As of December 26, the onshore RMB reported at 7.2989 and the offshore RMB at 7.3060, both maintaining the "7.30" threshold, indicating overall stable market expectations.
Outlook for 2025: Continued Resilience of RMB Exchange Rate
Analysts point out that in 2025, the RMB exchange rate is likely to continue its high resilience due to several reasons:
- Increased Share of RMB in Cross-border Trade Settlement: In the first eight months of 2024, RMB cross-border transactions reached 41.6 trillion yuan, up 21.1% year-on-year. Trade settlement proportion increased further to 26.5%, effectively lowering exchange rate fluctuation risks.
- Active Foreign Exchange Market Transactions: In the first three quarters, RMB forex market volume grew 10.1% year-on-year, with a rise in the share of derivatives trading, reducing bets on RMB corrections.
- Foreign Exchange Reserve Support: By the end of November, China’s foreign exchange reserves stood at USD 3.2659 trillion, providing ample market intervention capacity, and overseas speculative capital is cautious about large-scale shorting of the RMB.
Additionally, there is growing favor from overseas investors towards Chinese financial assets, providing extra support for the RMB exchange rate. Domestic and foreign investors anticipate that as China's economic fundamentals continue to improve and policy stability enhances, the RMB exchange rate will experience smooth fluctuations at a reasonable and balanced level.
Short-term Pressure and Long-term Opportunities Coexist
Although the RMB may face short-term fluctuations due to a strengthening USD or geopolitical events, in the long run, China's policy support and refined market mechanisms will provide a solid foundation for the RMB exchange rate. As the foreign exchange market becomes more rational, the RMB's position in international trade and investment will be further consolidated, making the 2025 RMB exchange rate outlook promising.
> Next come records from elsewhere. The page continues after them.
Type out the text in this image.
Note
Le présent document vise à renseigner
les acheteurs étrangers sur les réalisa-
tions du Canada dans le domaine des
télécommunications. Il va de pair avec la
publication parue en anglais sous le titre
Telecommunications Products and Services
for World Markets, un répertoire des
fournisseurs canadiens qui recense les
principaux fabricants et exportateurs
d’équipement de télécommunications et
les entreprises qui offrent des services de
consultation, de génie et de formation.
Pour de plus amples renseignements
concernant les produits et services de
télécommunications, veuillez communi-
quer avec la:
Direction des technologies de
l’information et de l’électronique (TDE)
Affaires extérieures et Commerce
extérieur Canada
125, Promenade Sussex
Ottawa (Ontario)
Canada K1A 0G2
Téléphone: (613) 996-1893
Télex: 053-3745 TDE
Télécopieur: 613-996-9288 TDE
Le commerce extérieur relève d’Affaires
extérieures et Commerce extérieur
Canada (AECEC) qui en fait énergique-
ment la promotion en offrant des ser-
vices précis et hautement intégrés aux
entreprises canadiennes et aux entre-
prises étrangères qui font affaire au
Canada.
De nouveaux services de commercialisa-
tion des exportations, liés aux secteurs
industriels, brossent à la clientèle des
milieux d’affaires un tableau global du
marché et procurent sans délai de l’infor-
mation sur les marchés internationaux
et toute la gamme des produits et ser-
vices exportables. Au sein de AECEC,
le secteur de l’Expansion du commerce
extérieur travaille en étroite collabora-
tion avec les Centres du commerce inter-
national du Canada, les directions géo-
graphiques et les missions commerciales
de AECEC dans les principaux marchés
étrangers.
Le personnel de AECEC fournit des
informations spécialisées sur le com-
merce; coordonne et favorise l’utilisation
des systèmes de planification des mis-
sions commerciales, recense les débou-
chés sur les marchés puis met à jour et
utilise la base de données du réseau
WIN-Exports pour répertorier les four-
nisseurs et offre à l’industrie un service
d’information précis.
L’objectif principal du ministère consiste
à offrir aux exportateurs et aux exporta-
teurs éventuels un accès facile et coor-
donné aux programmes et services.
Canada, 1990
The market carries risks, and investment should be cautious. This article does not constitute personal investment advice and has not taken into account individual users' specific investment goals, financial situations, or needs. Users should consider whether any opinions, viewpoints, or conclusions in this article are suitable for their particular circumstances. Investing based on this is at one's own responsibility.